Well, here they're presenting a recursive query that actually reads through the system tables and determines what needs to be inserted first. So when running it against the sample that they had here, they show level one data needs to be inserted first. So you first need currencies and locations, then you can insert your products, and then you can insert your product descriptions and your stock. So it's a pretty interesting query to be able to find out this essential dependency information for your foreign keys. So if you're interested in learning more about that, you can check it out.
The next piece of content is actually a YouTube channel that I found in my feed and basically, it's called Postgres TV. Now, they have had some older content that's been posted, but more recently, for the last four weeks or so, they've been publishing episodes on about a weekly basis. So if you're interested in more Postgres content, you can check out these live shows that are posted to Postgres TV.
The next piece of content is "Getting Started With Postgres 13 on Ubuntu 20.04". This is from pgdash.io. So this goes through the entire process of setting up Postgres, configuring it for external access, and how to do some basic backups. So it goes over the installation process, getting the Postgres repository is set up to be able to install the most recent version, which is 13. Talks about setting up the database cluster. How would you go about starting/stopping it, where you would find the log files, and how you do the configuration for accessing it across the network. Creating users, setting up a database, as well as doing some basic backup and restore commands. So if you're interested in learning more about that, you can check this post out.
The next piece of content is "Using PostgreSQL and SQL to Randomly Sample Data". This is from blog.crunchydata.com, and it's the next post in the series talking about doing scientific analysis with data from the California Wildfires. In this post, they're talking about needing to take a sample of non-fire data and they wanted it to be the same amount of information as the fire data to be able to start to develop their models because they wanted to do a logistic regression for it. This goes through the process of taking a sampling of the data using the table sample keyword to get the data together so that they can set up a set of data for both training their model and also verification of it. So if you're interested in that, you can check out this post.

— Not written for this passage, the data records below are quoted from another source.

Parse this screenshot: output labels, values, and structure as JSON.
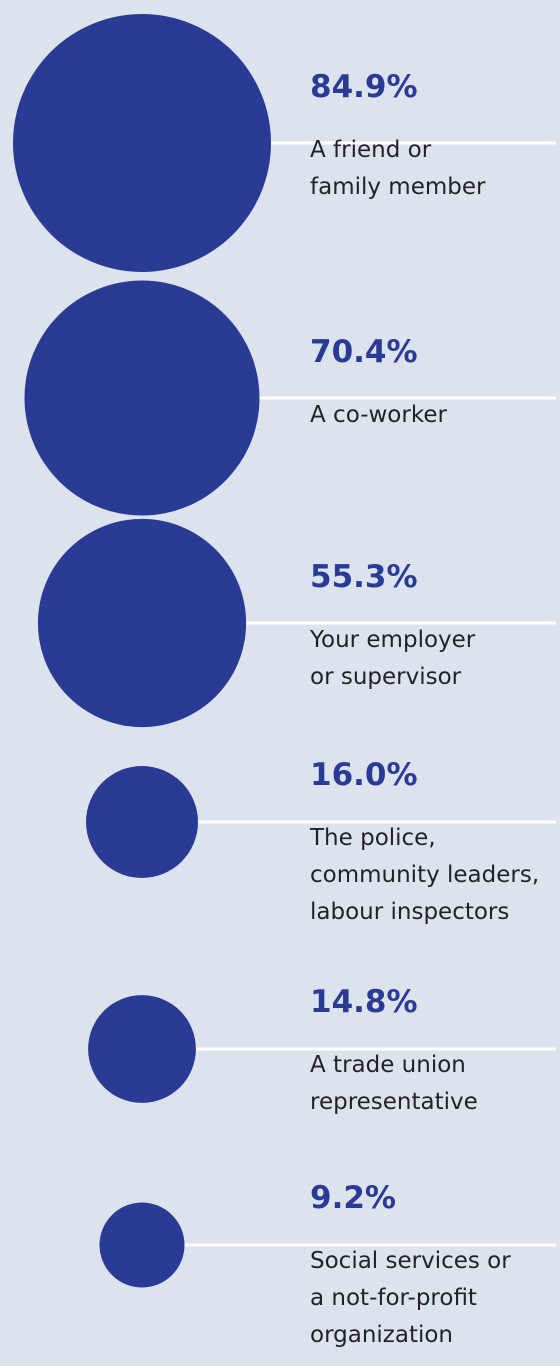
{
  "colors": {
    "background": "#dce3ec",
    "accent": "#2a3b96",
    "line": "#ffffff",
    "text": "#1f2326"
  },
  "chart_data": {
    "type": "bubble",
    "title": "",
    "items": [
      {
        "value": 84.9,
        "value_label": "84.9%",
        "label": "A friend or\nfamily member"
      },
      {
        "value": 70.4,
        "value_label": "70.4%",
        "label": "A co-worker"
      },
      {
        "value": 55.3,
        "value_label": "55.3%",
        "label": "Your employer\nor supervisor"
      },
      {
        "value": 16.0,
        "value_label": "16.0%",
        "label": "The police,\ncommunity leaders,\nlabour inspectors"
      },
      {
        "value": 14.8,
        "value_label": "14.8%",
        "label": "A trade union\nrepresentative"
      },
      {
        "value": 9.2,
        "value_label": "9.2%",
        "label": "Social services or\na not-for-profit\norganization"
      }
    ]
  }
}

The next piece of content is a post about a new book that's been released called "Learn PostgreSQL". This is from fluca1978.github.io. So if you're interested in more learning material such as a book, they have the outline here and a link to the book.
The last piece of content, the PostgreSQL person of the week is Stefan Fercot. So if you're interested in learning more about Stefan and his contributions to PostgreSQL, definitely check out this blog post.